A federal appeals court has reinstated an antitrust suit against the Blue Cross Blue Shield Association over claims that the group's insurance providers conspired to decline coverage for a medical device company's cardiac monitor.

A unanimous three-judge panel of the U.S. Court of Appeals for the Third Circuit determined in LifeWatch Services v. Highmark that LifeWatch Services had presented enough factual basis to proceed on claims against five insurance plan administrators, including WellPoint, Horizon Blue Cross Blue Shield of New Jersey and Highmark Inc., each of which uses the Blue Cross Blue Shield trademarks.

The precedential decision reversed a ruling by the U.S. District Court for the Eastern District of Pennsylvania, which had said LifeWatch Services failed to show that there had been any agreement between the carriers, or that there had been any anti-competitive effect.

The Blue Cross Blue Shield Association had contended that each of its carriers independently determined that the LifeWatch Services' telemetry monitor was either not medically necessary or only investigative, but Judge Thomas Ambro, who wrote the Third Circuit's 32-page opinion, noted that the association's model policy for carriers recommends that its insurers deny coverage for telemetry monitors.
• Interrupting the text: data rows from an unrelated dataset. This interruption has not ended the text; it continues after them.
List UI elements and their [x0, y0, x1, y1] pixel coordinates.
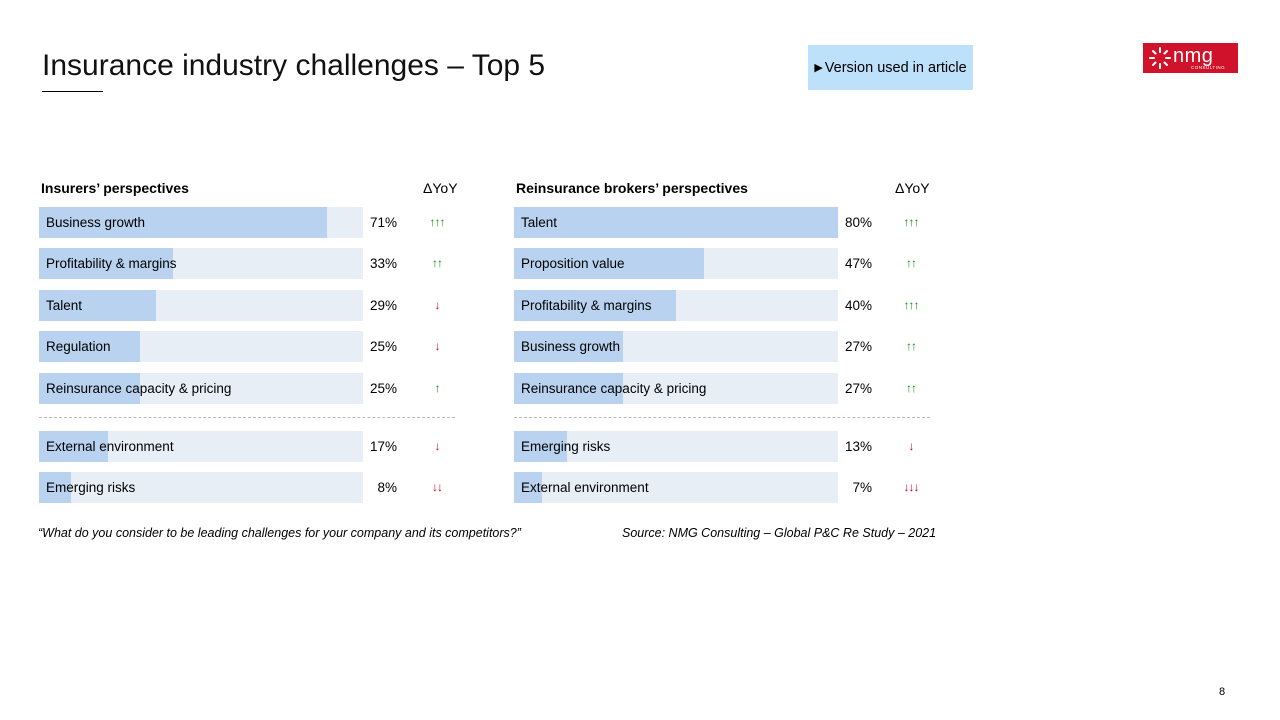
bar — [39, 373, 141, 404]
category-label: Profitability & margins — [46, 256, 177, 271]
panel-title: Reinsurance brokers’ perspectives — [516, 180, 748, 196]
source-note: Source: NMG Consulting – Global P&C Re S… — [622, 526, 937, 540]
bar-track: Proposition value — [514, 248, 838, 279]
play-icon: ▶ — [814, 62, 823, 74]
bar-track: Reinsurance capacity & pricing — [514, 373, 838, 404]
delta-yoy-arrows: ↑↑↑ — [429, 215, 446, 229]
value-label: 25% — [369, 381, 397, 396]
bar — [514, 331, 624, 362]
value-label: 40% — [844, 298, 872, 313]
category-label: Talent — [521, 215, 558, 230]
value-label: 8% — [377, 480, 397, 495]
bar — [39, 331, 141, 362]
bar — [514, 373, 624, 404]
delta-yoy-arrows: ↓↓ — [432, 480, 443, 494]
value-label: 47% — [844, 256, 872, 271]
category-label: Proposition value — [521, 256, 625, 271]
delta-yoy-arrows: ↑ — [434, 381, 441, 395]
category-label: Business growth — [46, 215, 146, 230]
category-label: Regulation — [46, 339, 111, 354]
version-badge[interactable]: ▶ Version used in article — [808, 45, 973, 90]
value-label: 13% — [844, 439, 872, 454]
bar-track: Profitability & margins — [39, 248, 363, 279]
top-n-divider — [39, 417, 455, 418]
delta-yoy-arrows: ↑↑ — [432, 256, 443, 270]
delta-yoy-header: ΔYoY — [423, 180, 458, 196]
value-label: 33% — [369, 256, 397, 271]
bar-track: Business growth — [39, 207, 363, 238]
bar-track: Reinsurance capacity & pricing — [39, 373, 363, 404]
value-label: 27% — [844, 381, 872, 396]
burst-icon — [1149, 47, 1171, 69]
delta-yoy-arrows: ↓ — [434, 439, 441, 453]
category-label: External environment — [46, 439, 174, 454]
value-label: 25% — [369, 339, 397, 354]
delta-yoy-arrows: ↑↑ — [906, 256, 917, 270]
nmg-logo: nmg CONSULTING — [1143, 43, 1238, 73]
category-label: External environment — [521, 480, 649, 495]
bar-track: Emerging risks — [514, 431, 838, 462]
category-label: Reinsurance capacity & pricing — [521, 381, 707, 396]
bar — [39, 431, 108, 462]
category-label: Talent — [46, 298, 83, 313]
value-label: 17% — [369, 439, 397, 454]
bar-track: Regulation — [39, 331, 363, 362]
bar — [514, 290, 676, 321]
delta-yoy-arrows: ↑↑ — [906, 339, 917, 353]
delta-yoy-arrows: ↓ — [434, 339, 441, 353]
delta-yoy-header: ΔYoY — [895, 180, 930, 196]
bar — [39, 472, 72, 503]
value-label: 29% — [369, 298, 397, 313]
panel-title: Insurers’ perspectives — [41, 180, 189, 196]
bar — [39, 248, 173, 279]
category-label: Emerging risks — [521, 439, 611, 454]
delta-yoy-arrows: ↑↑ — [906, 381, 917, 395]
bar — [39, 207, 327, 238]
delta-yoy-arrows: ↓ — [908, 439, 915, 453]
value-label: 80% — [844, 215, 872, 230]
bar — [514, 207, 838, 238]
bar-track: Business growth — [514, 331, 838, 362]
bar — [514, 431, 567, 462]
value-label: 7% — [852, 480, 872, 495]
value-label: 71% — [369, 215, 397, 230]
version-badge-label: Version used in article — [824, 59, 967, 76]
bar-track: Profitability & margins — [514, 290, 838, 321]
bar-track: External environment — [39, 431, 363, 462]
bar-track: Emerging risks — [39, 472, 363, 503]
delta-yoy-arrows: ↓↓↓ — [903, 480, 920, 494]
category-label: Emerging risks — [46, 480, 136, 495]
delta-yoy-arrows: ↑↑↑ — [903, 298, 920, 312]
delta-yoy-arrows: ↓ — [434, 298, 441, 312]
page-number: 8 — [1219, 686, 1226, 698]
logo-wordmark: nmg — [1173, 45, 1214, 67]
category-label: Business growth — [521, 339, 621, 354]
category-label: Profitability & margins — [521, 298, 652, 313]
survey-question: “What do you consider to be leading chal… — [38, 526, 521, 540]
category-label: Reinsurance capacity & pricing — [46, 381, 232, 396]
value-label: 27% — [844, 339, 872, 354]
logo-subtitle: CONSULTING — [1191, 65, 1226, 70]
bar-track: External environment — [514, 472, 838, 503]
bar — [514, 248, 705, 279]
title-underline — [42, 91, 103, 92]
bar-track: Talent — [39, 290, 363, 321]
slide-title: Insurance industry challenges – Top 5 — [42, 49, 546, 82]
bar-track: Talent — [514, 207, 838, 238]
delta-yoy-arrows: ↑↑↑ — [903, 215, 920, 229]
bar — [514, 472, 543, 503]
bar — [39, 290, 157, 321]
top-n-divider — [514, 417, 930, 418]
Ambro said the evidence provides a sufficient basis for the claims to go forward at this point.

“If a plan strays too far from the model it could face sanctions, including losing the right to use the Blue Cross name,” Ambro said, noting allegations that most other large insurance carriers, such as Aetna, say telemetry monitors are medically necessary. “The agreement and enforcement mechanism pled here provide the 'reasonably founded hope that the [discovery] process will reveal relevant evidence.'”

The decision remanded the case back to the Eastern District to determine whether the defendants are immune from antitrust suits under the McCarran-Ferguson Act, which makes insurers immune for conduct regulated at the state level.

According to Ambro, LifeWatch Services sued the association, along with five of its member insurance administrators that have a national network collectively insuring 105 million Americans and providing coverage for 96 percent of hospitals and 92 percent of doctors across the country. Ambro said the association is not an insurer itself, but owns the rights to the Blue Cross Blue Shield trademarks, and licenses its brand to 36 insurers across the country.

LifeWatch Services contended that, despite many other private insurers providing coverage, Blue Cross Blue Shield insurers have for decades declined to cover telemetry monitors, which record up to 30 days of a patient's cardiac activity and automatically send the data to an analysis center. Because of the coordinated denials, demand for the devices has been artificially lowered, LifeWatch Services contended, adding that the low demand has hindered research and innovation in the market.

Along with finding that there was sufficient evidence to show agreement between the defendants, Ambro also said LifeWatch sufficiently argued that there were anti-competitive effects.

Although the district court had agreed with the association that, because the carriers had treated each telemetry-maker the same in denying coverage, there hadn't been any adverse effects on the telemetry marketplace, Ambro said the district court should have viewed the marketplace more broadly, looking how telemetry was treated in comparison with other cardiac monitors.

“Armed with the proper market definition, the unreasonable-restrain analysis becomes straightforward,” Ambro said.

Gary Elden of Shook, Hardy & Bacon, who represented LifeWatch Services, and Daniel Laytin of Kirkland & Ellis, who represented the Blue Cross Blue Shield Association, each did not return a call seeking comment.